Idle threads waiting at the implicit barrier of the single construct begin consuming tasks as soon as they are created.
The value pointed by it is dereferenced before the task body. If dereferenced inside the task body, it would be firstprivate and a copy of the iterator would be created for each task (i.e. on each iteration). This is not what you want.
Each thread performs partial reduction in its private part of the t_worst_q[].
In order to prevent performance degradation due to false sharing, the elements of t_worst_q[] that each thread accesses are spaced out so to end up in separate cache lines. On x86/x64 the cache line is 64 bytes, therefore the thread number is multiplied by cb = 64 / sizeof(double).
The global min reduction is performed inside a critical construct to protect worst_q from being accessed by several threads at once. This is for illustrative purposes only since the reduction could also be performed by a loop in the main thread after the parallel region.

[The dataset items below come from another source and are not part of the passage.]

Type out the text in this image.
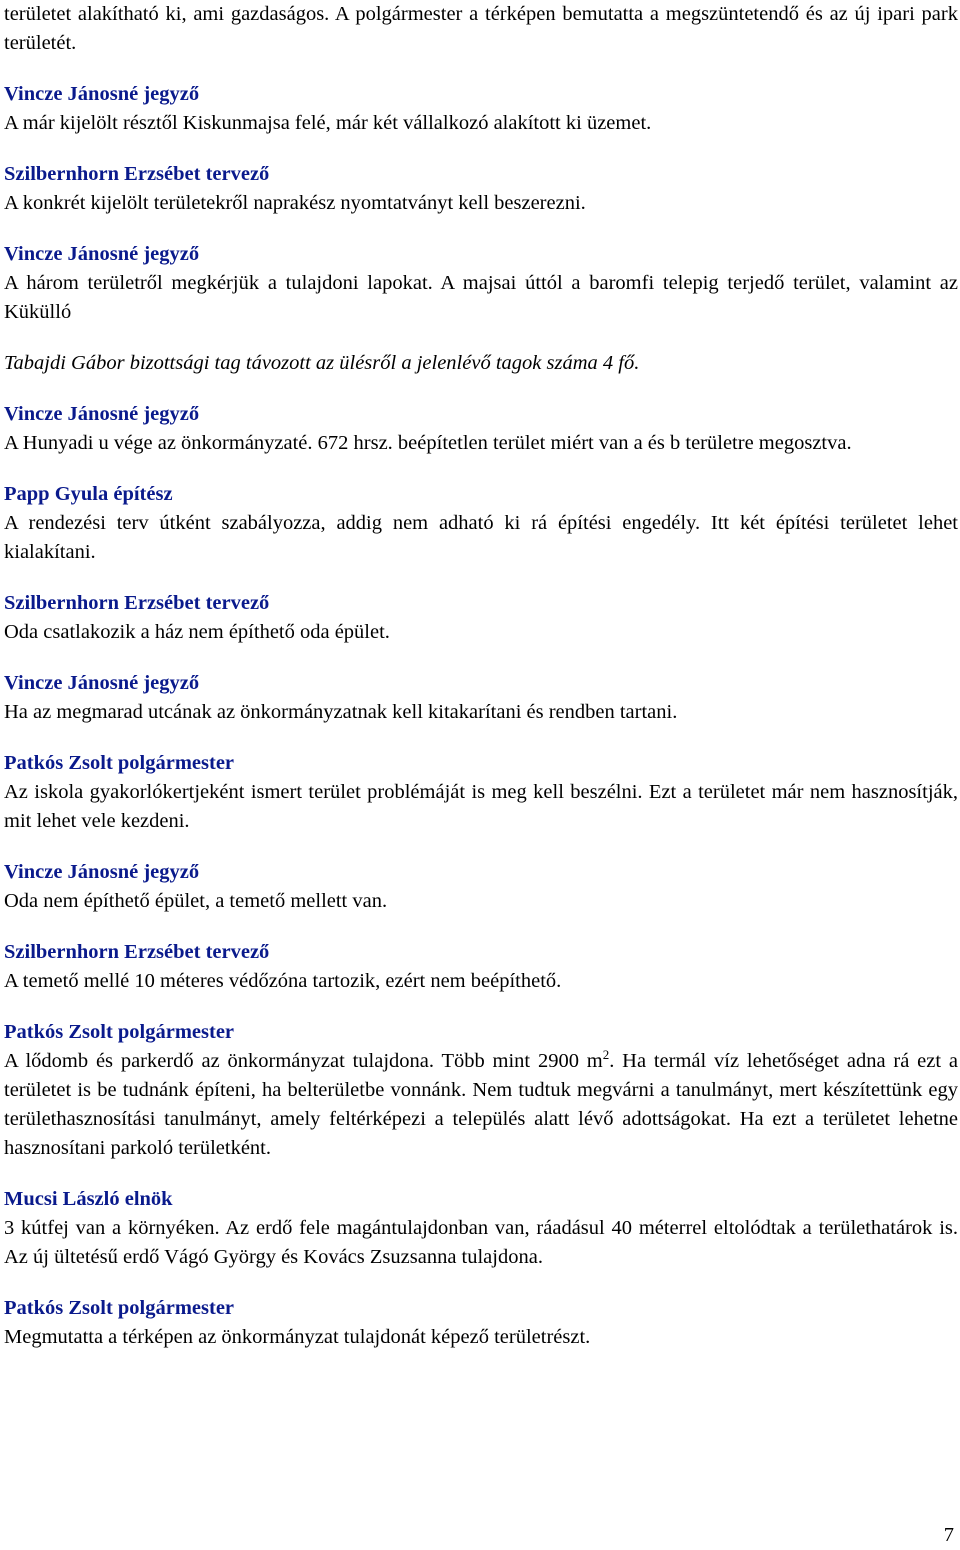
területet alakítható ki, ami gazdaságos. A polgármester a térképen bemutatta a megszüntetendő és az új ipari park területét.
Vincze Jánosné jegyző
A már kijelölt résztől Kiskunmajsa felé, már két vállalkozó alakított ki üzemet.
Szilbernhorn Erzsébet tervező
A konkrét kijelölt területekről naprakész nyomtatványt kell beszerezni.
Vincze Jánosné jegyző
A három területről megkérjük a tulajdoni lapokat. A majsai úttól a baromfi telepig terjedő terület, valamint az Kükülló
Tabajdi Gábor bizottsági tag távozott az ülésről a jelenlévő tagok száma 4 fő.
Vincze Jánosné jegyző
A Hunyadi u vége az önkormányzaté. 672 hrsz. beépítetlen terület miért van a és b területre megosztva.
Papp Gyula építész
A rendezési terv útként szabályozza, addig nem adható ki rá építési engedély. Itt két építési területet lehet kialakítani.
Szilbernhorn Erzsébet tervező
Oda csatlakozik a ház nem építhető oda épület.
Vincze Jánosné jegyző
Ha az megmarad utcának az önkormányzatnak kell kitakarítani és rendben tartani.
Patkós Zsolt polgármester
Az iskola gyakorlókertjeként ismert terület problémáját is meg kell beszélni. Ezt a területet már nem hasznosítják, mit lehet vele kezdeni.
Vincze Jánosné jegyző
Oda nem építhető épület, a temető mellett van.
Szilbernhorn Erzsébet tervező
A temető mellé 10 méteres védőzóna tartozik, ezért nem beépíthető.
Patkós Zsolt polgármester
A lődomb és parkerdő az önkormányzat tulajdona. Több mint 2900 $m^2$. Ha termál víz lehetőséget adna rá ezt a területet is be tudnánk építeni, ha belterületbe vonnánk. Nem tudtuk megvárni a tanulmányt, mert készítettünk egy területhasznosítási tanulmányt, amely feltérképezi a település alatt lévő adottságokat. Ha ezt a területet lehetne hasznosítani parkoló területként.
Mucsi László elnök
3 kútfej van a környéken. Az erdő fele magántulajdonban van, ráadásul 40 méterrel eltolódtak a területhatárok is. Az új ültetésű erdő Vágó György és Kovács Zsuzsanna tulajdona.
Patkós Zsolt polgármester
Megmutatta a térképen az önkormányzat tulajdonát képező területrészt.
7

Note that explicit tasks require compiler which supports OpenMP 3.0 or 3.1. This rules out all versions of Microsoft C/C++ Compiler (it only supports OpenMP 2.0).
Random-Access Container
The simplest solution is to just throw everything into a random-access container (like std::vector) and use the index-based loops that are favoured by OpenMP:
// Copy elements
std::vector<size_t> neListVector(mesh->NEList[vid].begin(), mesh->NEList[vid].end());
// Process in a standard OpenMP index-based for loop
#pragma omp parallel for reduction(min : worst_q)
for (int i = 0; i < neListVector.size(); i++) {
worst_q = std::min(worst_q, complexCalc(neListVector[i]));
}
Apart from being incredibly simple, in your situation (tiny elements of type size_t that can easily be copied) this is also the solution with the best performance and scalability.
Avoiding copies
However, in a different situation than yours you may have elements that aren't copied as easily (larger elements) or cannot be copied at all. In this case you can just throw the corresponding pointers in a random-access container:
// Collect pointers
std::vector<const nonCopiableObjectType *> neListVector;
for (const auto &entry : mesh->NEList[vid]) {
neListVector.push_back(&entry);
}
// Process in a standard OpenMP index-based for loop
#pragma omp parallel for reduction(min : worst_q)
for (int i = 0; i < neListVector.size(); i++) {
worst_q = std::min(worst_q, mesh->element_quality(*neListVector[i]));
}
This is slightly more complex than the first solution, still has the same good performance on small elements and increased performance on larger elements.
Tasks and Dynamic Scheduling
Since someone else brought up OpenMP Tasks in his answer, I want to comment on that to. Tasks are a very powerful construct, but they have a huge overhead (that even increases with the number of threads) and in this case just make things more complex.
For the min reduction the use of Tasks is never justified because the creation of a Task in the main thread costs much more than just doing the std::min itself!
For the more complex operation mesh->element_quality you might think that the dynamic nature of Tasks can help you with load-balancing problems, in case that the execution time of mesh->element_quality varies greatly between iterations and you don't have enough iterations to even it out. But even in that case, there is a simpler solution: Simply use dynamic scheduling by adding the schedule(dynamic) directive to your parallel for line in one of my previous solutions. It achieves the same behaviour which far less overhead.